The health of a free, democratic society can be measured by its protection of disrespect, so long as the right to offensiveness does not extend to the threat, much less the enactment, of physical harm, says historian Simon Schama.

My friend Salman Rushdie has long been one of the modern world’s freest writers: his imaginative expression supercharged; the weighty things his books invite us to ponder defying gravity by the tumbling acrobatics of his wordplay, he writes for The Financial Times:

Authoritarian repression is, of course, a backhanded compliment to the power of unchained writing. For all their suffocating triumphalism, the enemies of the liberated word rightly fear that however many they incarcerate, torture or kill, none of those brutalities can permanently entomb critical thought. Almost always, the achievement of artists outlives the squalid cruelty of tyrants. 
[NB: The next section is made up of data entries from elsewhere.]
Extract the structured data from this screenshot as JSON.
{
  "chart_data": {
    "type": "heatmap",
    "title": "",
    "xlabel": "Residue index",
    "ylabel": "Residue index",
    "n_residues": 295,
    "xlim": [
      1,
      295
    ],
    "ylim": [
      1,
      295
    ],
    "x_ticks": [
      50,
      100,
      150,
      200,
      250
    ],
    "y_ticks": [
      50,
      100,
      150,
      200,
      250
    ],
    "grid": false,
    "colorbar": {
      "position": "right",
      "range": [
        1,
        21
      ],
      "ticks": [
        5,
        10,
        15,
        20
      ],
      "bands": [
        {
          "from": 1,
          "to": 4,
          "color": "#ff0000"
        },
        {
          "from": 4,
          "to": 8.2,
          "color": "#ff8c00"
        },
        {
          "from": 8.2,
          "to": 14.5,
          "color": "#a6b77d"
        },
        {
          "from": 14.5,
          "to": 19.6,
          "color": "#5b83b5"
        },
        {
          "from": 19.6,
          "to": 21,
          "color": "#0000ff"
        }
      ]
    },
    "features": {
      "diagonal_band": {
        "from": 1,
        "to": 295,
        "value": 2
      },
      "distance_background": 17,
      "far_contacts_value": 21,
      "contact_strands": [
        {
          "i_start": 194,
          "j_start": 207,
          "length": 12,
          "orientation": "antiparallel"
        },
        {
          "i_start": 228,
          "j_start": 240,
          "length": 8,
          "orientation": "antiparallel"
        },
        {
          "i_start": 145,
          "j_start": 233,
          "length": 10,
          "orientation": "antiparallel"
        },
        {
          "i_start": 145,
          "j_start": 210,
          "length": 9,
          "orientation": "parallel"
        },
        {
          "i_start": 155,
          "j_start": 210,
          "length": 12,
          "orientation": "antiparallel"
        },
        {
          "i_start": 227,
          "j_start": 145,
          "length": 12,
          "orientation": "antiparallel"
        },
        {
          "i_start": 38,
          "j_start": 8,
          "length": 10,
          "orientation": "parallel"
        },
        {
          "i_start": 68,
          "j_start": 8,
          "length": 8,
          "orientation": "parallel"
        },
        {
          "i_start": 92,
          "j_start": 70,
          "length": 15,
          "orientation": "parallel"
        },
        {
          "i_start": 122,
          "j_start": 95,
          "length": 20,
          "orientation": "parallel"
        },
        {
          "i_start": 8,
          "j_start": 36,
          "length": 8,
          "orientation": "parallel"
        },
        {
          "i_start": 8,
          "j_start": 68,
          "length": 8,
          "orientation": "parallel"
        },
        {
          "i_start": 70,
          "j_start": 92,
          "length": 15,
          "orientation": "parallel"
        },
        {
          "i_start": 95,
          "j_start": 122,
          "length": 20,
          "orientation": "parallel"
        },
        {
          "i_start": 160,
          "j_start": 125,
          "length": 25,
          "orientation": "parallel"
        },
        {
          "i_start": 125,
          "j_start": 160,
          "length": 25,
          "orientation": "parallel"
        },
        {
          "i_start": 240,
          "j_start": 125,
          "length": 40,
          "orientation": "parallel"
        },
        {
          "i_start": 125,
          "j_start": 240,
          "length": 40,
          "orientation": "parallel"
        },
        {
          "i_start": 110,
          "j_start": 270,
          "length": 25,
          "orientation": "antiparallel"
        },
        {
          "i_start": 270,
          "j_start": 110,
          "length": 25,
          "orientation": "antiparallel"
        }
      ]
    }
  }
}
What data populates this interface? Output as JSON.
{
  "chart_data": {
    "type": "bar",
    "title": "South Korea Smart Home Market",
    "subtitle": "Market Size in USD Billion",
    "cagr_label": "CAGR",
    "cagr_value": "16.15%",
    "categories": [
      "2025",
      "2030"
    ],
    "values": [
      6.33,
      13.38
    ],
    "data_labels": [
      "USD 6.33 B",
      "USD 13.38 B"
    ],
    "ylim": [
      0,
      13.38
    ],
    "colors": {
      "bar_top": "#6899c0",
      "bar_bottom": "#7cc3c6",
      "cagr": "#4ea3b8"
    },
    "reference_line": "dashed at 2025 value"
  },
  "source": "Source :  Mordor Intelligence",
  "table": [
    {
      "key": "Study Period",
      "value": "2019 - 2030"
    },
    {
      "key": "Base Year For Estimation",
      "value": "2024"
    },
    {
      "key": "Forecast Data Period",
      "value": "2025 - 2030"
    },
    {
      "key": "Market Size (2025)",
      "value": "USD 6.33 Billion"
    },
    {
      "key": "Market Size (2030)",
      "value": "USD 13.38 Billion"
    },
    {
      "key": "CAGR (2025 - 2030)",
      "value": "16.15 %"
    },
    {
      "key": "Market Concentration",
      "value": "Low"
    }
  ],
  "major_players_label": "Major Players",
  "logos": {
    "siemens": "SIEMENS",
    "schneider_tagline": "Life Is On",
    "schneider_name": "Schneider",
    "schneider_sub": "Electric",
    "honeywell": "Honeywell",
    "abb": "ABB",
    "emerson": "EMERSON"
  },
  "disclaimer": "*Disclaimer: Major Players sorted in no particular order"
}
His commencement addresses to American students—a minor Rushdie genre in themselves—urged them to resist obedience and orthodoxy, and pay heed to “the rebels and refuseniks of the world”, The Economist adds:

Sir Salman is a resolute advocate of what he calls “the provisionality of all truths, the mutability of all character, the uncertainty of all times and places”. History, and chance, have dealt him another blow from the believers in simplistic deeds, not playful, polyphonic words. A magazine once asked Sir Salman, “What do you consider your greatest achievement?” His answer: “To have continued.”

Writers worldwide stand in solidarity with Salman Rushdie and celebrate his extraordinary literary accomplishments, undaunted courage, and tireless advocacy for the freedom of expression and the plight of imperiled writers everywhere, note PEN America, The New York Public Library, and Penguin Random House (above).